The fact that Inner London has a higher proportion of low income and/or renting households probably goes a long way to explaining why it has the highest support for new supply in the country. The tenure comparison also supports the case for an economic rationale behind attitudes to new supply. Owner occupiers would tend to have the least need for new supply and the most to lose if new supply brings down house prices, while social housing tenants have little incentive to worry about lower local prices and are more likely to know someone who needs a home or be in need of one themselves. And perhaps private renters are somewhere in the middle.

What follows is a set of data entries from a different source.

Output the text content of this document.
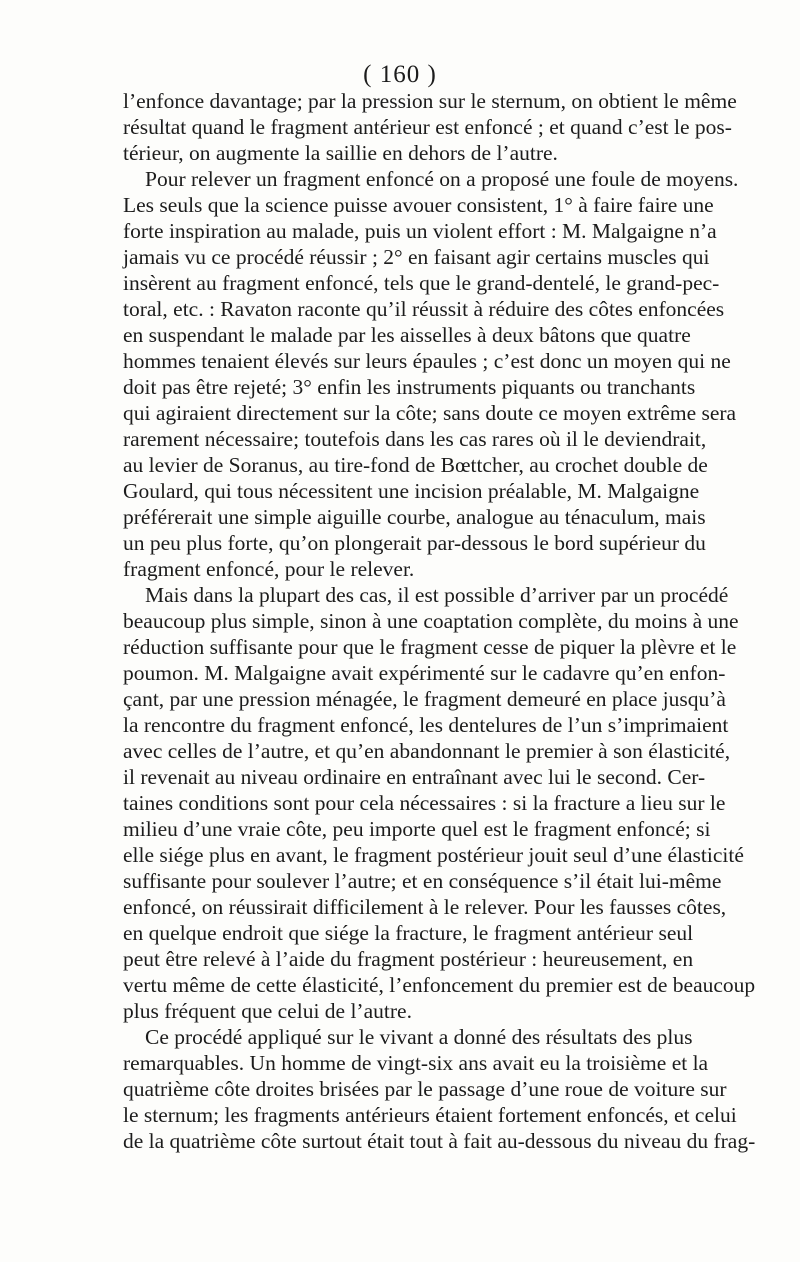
( 160 )
l’enfonce davantage; par la pression sur le sternum, on obtient le même
résultat quand le fragment antérieur est enfoncé ; et quand c’est le pos-
térieur, on augmente la saillie en dehors de l’autre.
Pour relever un fragment enfoncé on a proposé une foule de moyens.
Les seuls que la science puisse avouer consistent, 1° à faire faire une
forte inspiration au malade, puis un violent effort : M. Malgaigne n’a
jamais vu ce procédé réussir ; 2° en faisant agir certains muscles qui
insèrent au fragment enfoncé, tels que le grand-dentelé, le grand-pec-
toral, etc. : Ravaton raconte qu’il réussit à réduire des côtes enfoncées
en suspendant le malade par les aisselles à deux bâtons que quatre
hommes tenaient élevés sur leurs épaules ; c’est donc un moyen qui ne
doit pas être rejeté; 3° enfin les instruments piquants ou tranchants
qui agiraient directement sur la côte; sans doute ce moyen extrême sera
rarement nécessaire; toutefois dans les cas rares où il le deviendrait,
au levier de Soranus, au tire-fond de Bœttcher, au crochet double de
Goulard, qui tous nécessitent une incision préalable, M. Malgaigne
préférerait une simple aiguille courbe, analogue au ténaculum, mais
un peu plus forte, qu’on plongerait par-dessous le bord supérieur du
fragment enfoncé, pour le relever.
Mais dans la plupart des cas, il est possible d’arriver par un procédé
beaucoup plus simple, sinon à une coaptation complète, du moins à une
réduction suffisante pour que le fragment cesse de piquer la plèvre et le
poumon. M. Malgaigne avait expérimenté sur le cadavre qu’en enfon-
çant, par une pression ménagée, le fragment demeuré en place jusqu’à
la rencontre du fragment enfoncé, les dentelures de l’un s’imprimaient
avec celles de l’autre, et qu’en abandonnant le premier à son élasticité,
il revenait au niveau ordinaire en entraînant avec lui le second. Cer-
taines conditions sont pour cela nécessaires : si la fracture a lieu sur le
milieu d’une vraie côte, peu importe quel est le fragment enfoncé; si
elle siége plus en avant, le fragment postérieur jouit seul d’une élasticité
suffisante pour soulever l’autre; et en conséquence s’il était lui-même
enfoncé, on réussirait difficilement à le relever. Pour les fausses côtes,
en quelque endroit que siége la fracture, le fragment antérieur seul
peut être relevé à l’aide du fragment postérieur : heureusement, en
vertu même de cette élasticité, l’enfoncement du premier est de beaucoup
plus fréquent que celui de l’autre.
Ce procédé appliqué sur le vivant a donné des résultats des plus
remarquables. Un homme de vingt-six ans avait eu la troisième et la
quatrième côte droites brisées par le passage d’une roue de voiture sur
le sternum; les fragments antérieurs étaient fortement enfoncés, et celui
de la quatrième côte surtout était tout à fait au-dessous du niveau du frag-
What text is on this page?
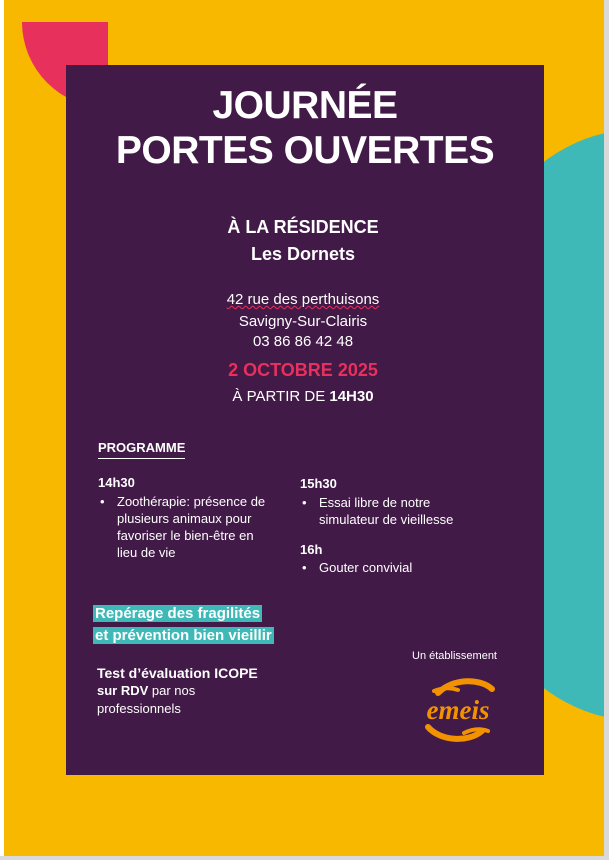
JOURNÉE
PORTES OUVERTES
À LA RÉSIDENCE
Les Dornets
42 rue des perthuisons
Savigny-Sur-Clairis
03 86 86 42 48
2 OCTOBRE 2025
À PARTIR DE 14H30
PROGRAMME
14h30
• Zoothérapie: présence de plusieurs animaux pour favoriser le bien-être en lieu de vie
15h30
• Essai libre de notre simulateur de vieillesse
16h
• Gouter convivial
Repérage des fragilités
et prévention bien vieillir
Test d’évaluation ICOPE
sur RDV par nos
professionnels
Un établissement
emeis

As a final point, I'd just like to emphasise that we tend to think of attitudes to new housing supply as a personal matter, but it has potentially huge implications for the lives of other people. If we succesfully oppose new housing supply in our local area we make it more difficult for people to find a decent, affordable place to live. We may not ever meet those people or even be aware of their existence, but they exist alright. This is in large part a moral issue, and I think we should be willing to discuss our attitudes to it in terms of their moral consequences.

Friday, 1 July 2011

Cycling journey times are very reliable

A couple of sources on cycle journey time reliability. First there's TfL's report of August 2009, which finds (para 10.4) that:
journey times are very consistent per rider, and far more independent of traffic conditions than [for] larger vehicles such as cars. Cyclists do not travel in the main traffic stream and therefore avoid the main barriers (barring signals) that other road users face

Then there's a survey done by the Chartered Management Institute in 2004, which doesn't appear to be available itself any more but is referenced in a few places, notably this Haringey Council document:
According to a Chartered Management Institute survey (2004) of 4,000 of their members, cyclists are more likely to arrive at work on time, and are more productive and less prone to stress than their counterparts arriving by car or public transport. The Institute found that 58% of cyclists say they are never disrupted by traffic, compared to only four per cent of drivers. Nine per cent of cyclists say they are stressed by their journey to work, compared to nearly 40% of drivers; almost a quarter of motorists feel their productivity is affected by the stress of their commute, compared to zero percent of the cyclists.

The upshot is that cycling journey times are very reliable, much more reliable than car journeys, because cyclists can usually filter through stationary traffic. This implies that if more people switched from cars to bikes then overall journey time reliability would go up, all else equal. But if your main measure of journey time reliability excludes cyclists and focuses only on motor vehicle traffic, as TfL's does, then the risk is that your attempts to improve reliability for motor vehicles will come at the expense of a mode which will always be much more reliable.

"Exponentially diminishing collective returns"

The New York Times is hosting a discussion on the somewhat over-hyped distinction it has drawn between European cities supposedly out to make motorists' lives a misery and American cities which are not. I like Tom Vanderbilt's contribution best, as I think it puts the idea that cities should be remade around cars in its proper historical place:
The idea that a city like New York could be made wholly compatible with the car looks increasingly antique, a paved-with-good-intentions fever dream now as obsolete as the idea of tower-block housing projects. As Michael Frumin, a transportation expert, once observed, if the morning subway commute were to be conducted by car, we would need 84 Queens Midtown Tunnels, 76 Brooklyn Bridges or 200 Fifth Avenues.

The car, with its exponentially diminishing collective returns — for example, traffic — is not the solution to mobility in the increasingly crowded cities of the 21st century. The sooner we put this flat-earth belief behind us, the faster we can get along with ideas for more efficient forms of mobility.

I love that phrase - exponentially diminishing collective returns!